Mike Malaska's One Hand Drill (Video)

This year I'm going to create a different method to help you improve your game. It's not unusual for me to get questions from players who struggle with mechanics, even the simple ones I teach in my books. And I understand that. Sometimes approaching this game from a mechanical perspective causes you to focus on things that don't really help.

So I've spent several months trying to figure out the best way to sidestep that focus on mechanics... and I think I've found it. This month we'll lay down some basics to get everybody on the same page.

Yesterday the late John Jacobs gave us a basic concept to build on:

"The measurement of whether you have a good golf swing is what the ball does."

That's a great concept but we need a practical way to work that out -- to dig it out of the dirt, if you prefer that phrase. So let's start by watching this Malaska video on the one hand drill.


You may remember a few months back in September 2020 I posted a video on how your dominant hand squares the clubface. But your dominant hand, which for most of you is your trailing hand, can do more than just square the clubface.

Your dominant hand can aim your clubface in any direction you desire. What you need to learn is the feel of aiming your clubface.

If you check that dominant hand video I linked to earlier, you'll definitely see a similarity between it and this Malaska video. But the dominant hand drill is more technical and we want to strip it down even further.

Hence, I'm posting the Malaska drill.

This one hand drill is a good starting place to learn clubface control.

  • It's a very short swing, with the shaft swinging from parallel with the ground on the backswing to parallel (or slightly higher) on the followthrough.
  • It's not a power swing. You're not forcing motion here, just letting the swing happen with a tiny bit of extra effort.
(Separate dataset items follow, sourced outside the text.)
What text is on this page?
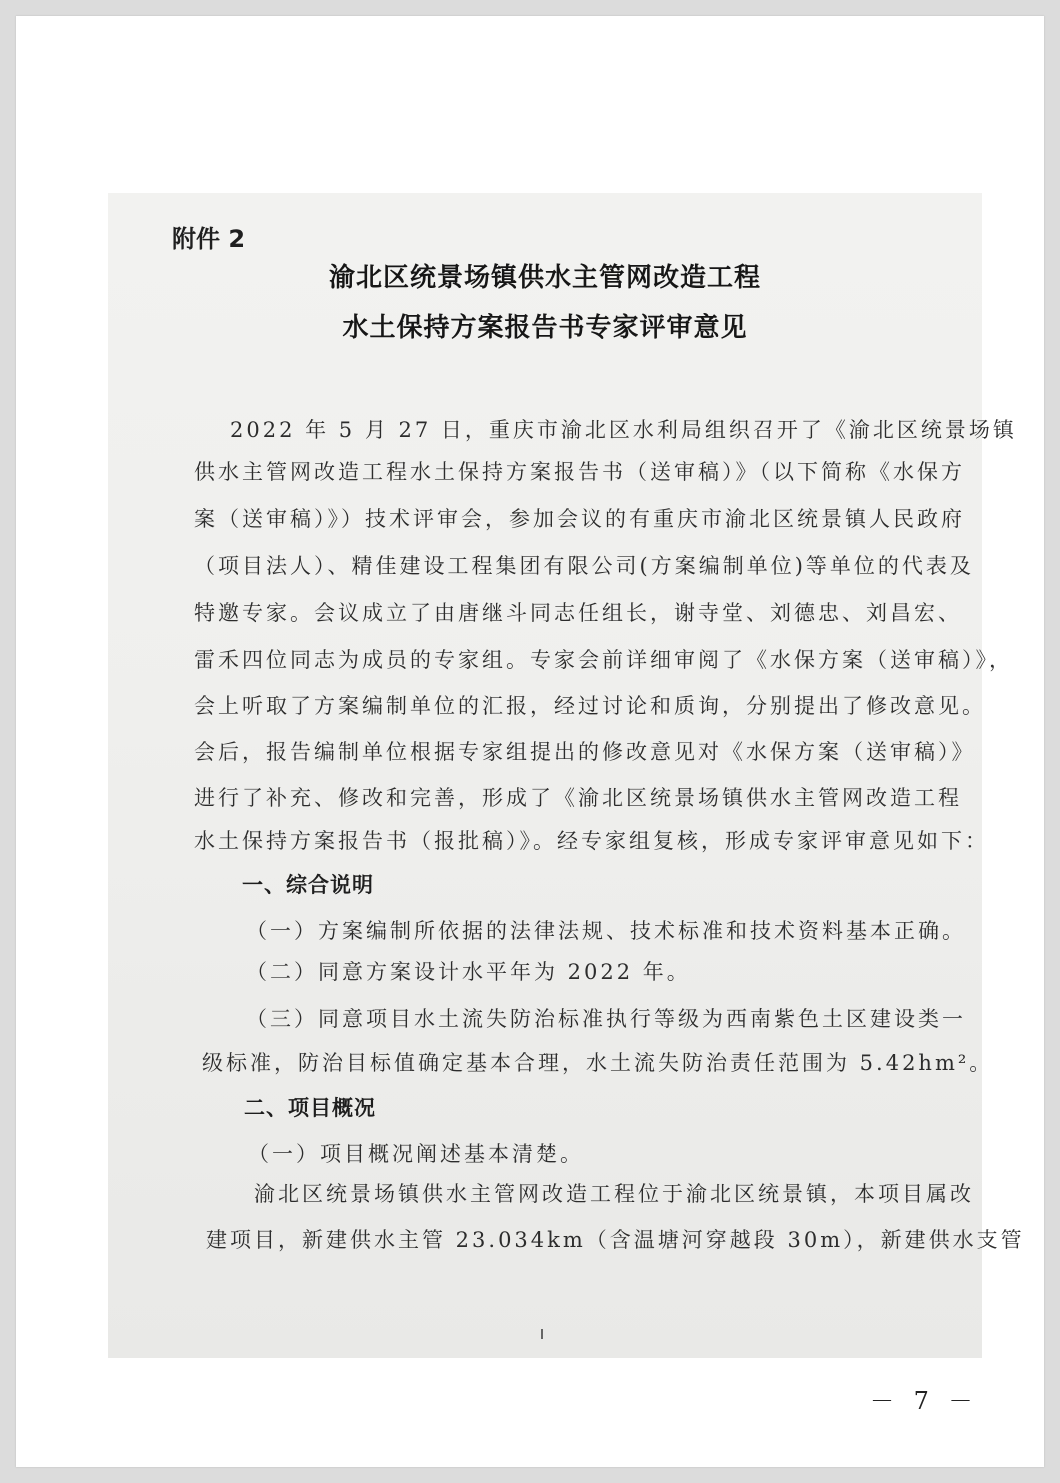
附件 2
渝北区统景场镇供水主管网改造工程
水土保持方案报告书专家评审意见
2022 年 5 月 27 日，重庆市渝北区水利局组织召开了《渝北区统景场镇
供水主管网改造工程水土保持方案报告书（送审稿）》（以下简称《水保方
案（送审稿）》）技术评审会，参加会议的有重庆市渝北区统景镇人民政府
（项目法人）、精佳建设工程集团有限公司(方案编制单位)等单位的代表及
特邀专家。会议成立了由唐继斗同志任组长，谢寺堂、刘德忠、刘昌宏、
雷禾四位同志为成员的专家组。专家会前详细审阅了《水保方案（送审稿）》，
会上听取了方案编制单位的汇报，经过讨论和质询，分别提出了修改意见。
会后，报告编制单位根据专家组提出的修改意见对《水保方案（送审稿）》
进行了补充、修改和完善，形成了《渝北区统景场镇供水主管网改造工程
水土保持方案报告书（报批稿）》。经专家组复核，形成专家评审意见如下：
一、综合说明
（一）方案编制所依据的法律法规、技术标准和技术资料基本正确。
（二）同意方案设计水平年为 2022 年。
（三）同意项目水土流失防治标准执行等级为西南紫色土区建设类一
级标准，防治目标值确定基本合理，水土流失防治责任范围为 5.42hm²。
二、项目概况
（一）项目概况阐述基本清楚。
渝北区统景场镇供水主管网改造工程位于渝北区统景镇，本项目属改
建项目，新建供水主管 23.034km（含温塘河穿越段 30m），新建供水支管
－ 7 －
That makes it easier to feel the position of the clubface in relation to the position of your trail hand.
  • And finding the proper position of your trail hand -- the hand that, for most of you, is the one that controls the clubface -- finding the position that allows you to consistently aim the clubface where you desire is perhaps the most basic skill you need for this new approach to the game that we're going to take.
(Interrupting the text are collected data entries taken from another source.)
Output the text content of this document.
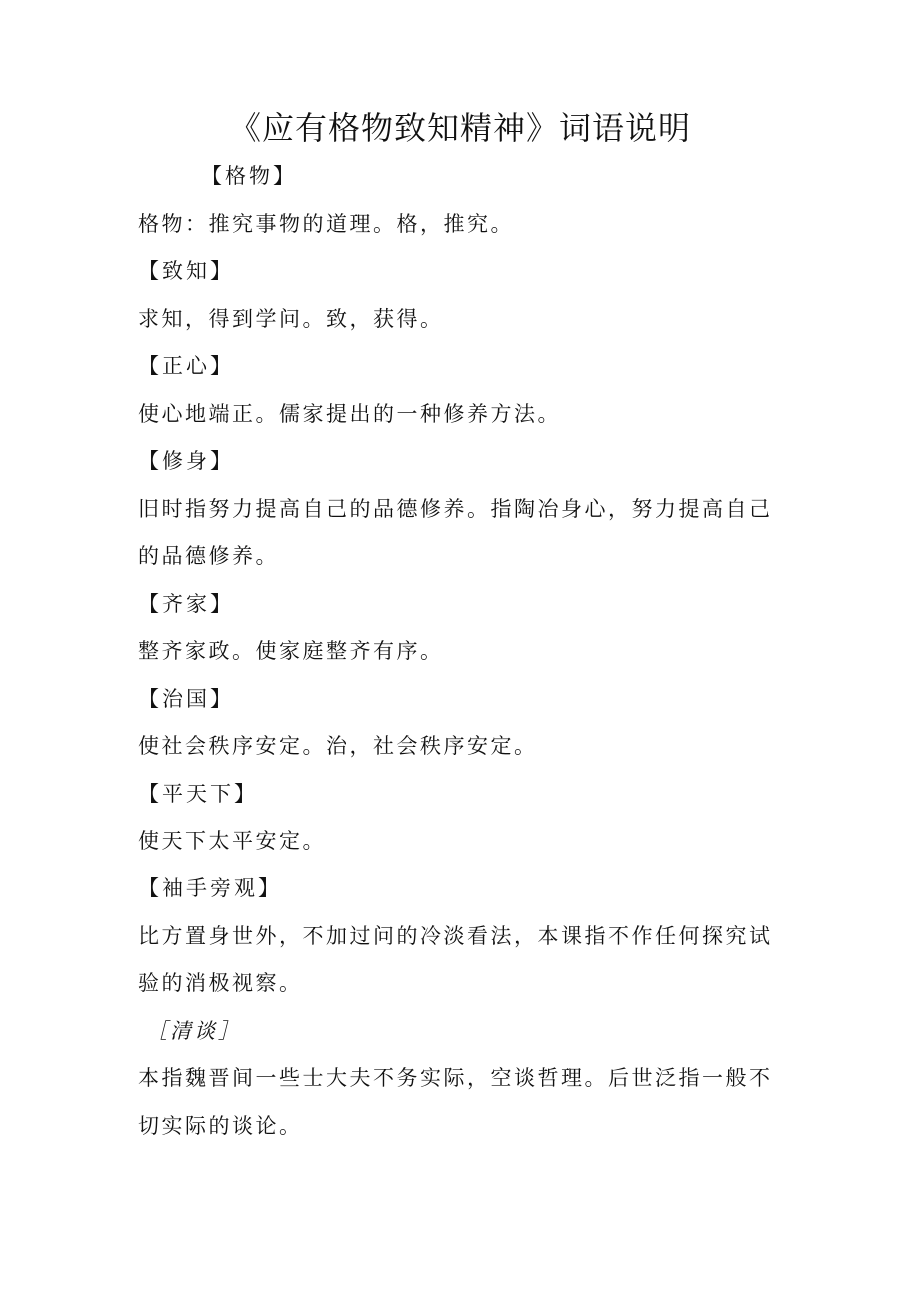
《应有格物致知精神》词语说明
【格物】
格物：推究事物的道理。格，推究。
【致知】
求知，得到学问。致，获得。
【正心】
使心地端正。儒家提出的一种修养方法。
【修身】
旧时指努力提高自己的品德修养。指陶冶身心，努力提高自己
的品德修养。
【齐家】
整齐家政。使家庭整齐有序。
【治国】
使社会秩序安定。治，社会秩序安定。
【平天下】
使天下太平安定。
【袖手旁观】
比方置身世外，不加过问的冷淡看法，本课指不作任何探究试
验的消极视察。
［清谈］
本指魏晋间一些士大夫不务实际，空谈哲理。后世泛指一般不
切实际的谈论。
The key things you need to remember with this drill is that you:

  1. position the ball under your trail shoulder (or, if you use your lead hand to aim the clubface, under your lead shoulder) and
  2. swing gently.

You aren't trying to smash the ball a long way, only to make solid contact and chip the ball in the direction you want it to go.

What are we looking for when we do this drill?

Pay attention to how you've placed your trail hand on the club when you get the results you want because that will become the new basis for your normal grip.

THAT is what we're after at this point. Use this drill in your backyard frequently, because this is a simple practice routine that will ingrain the feel of aiming the clubface.

And the beauty of this is that we aren't really thinking about mechanics at all. We just want to make the ball go where we want it to go!

Drop any questions you have in the comments. Let me know if you run into any problems with this part of our quest for face control. This is our first step and, if it takes a month to get it worked out, that's a month well spent.

And remember: I don't care whether you have an over-the-top swing or any other swing fault at this point. I just want you to learn how to aim the clubface.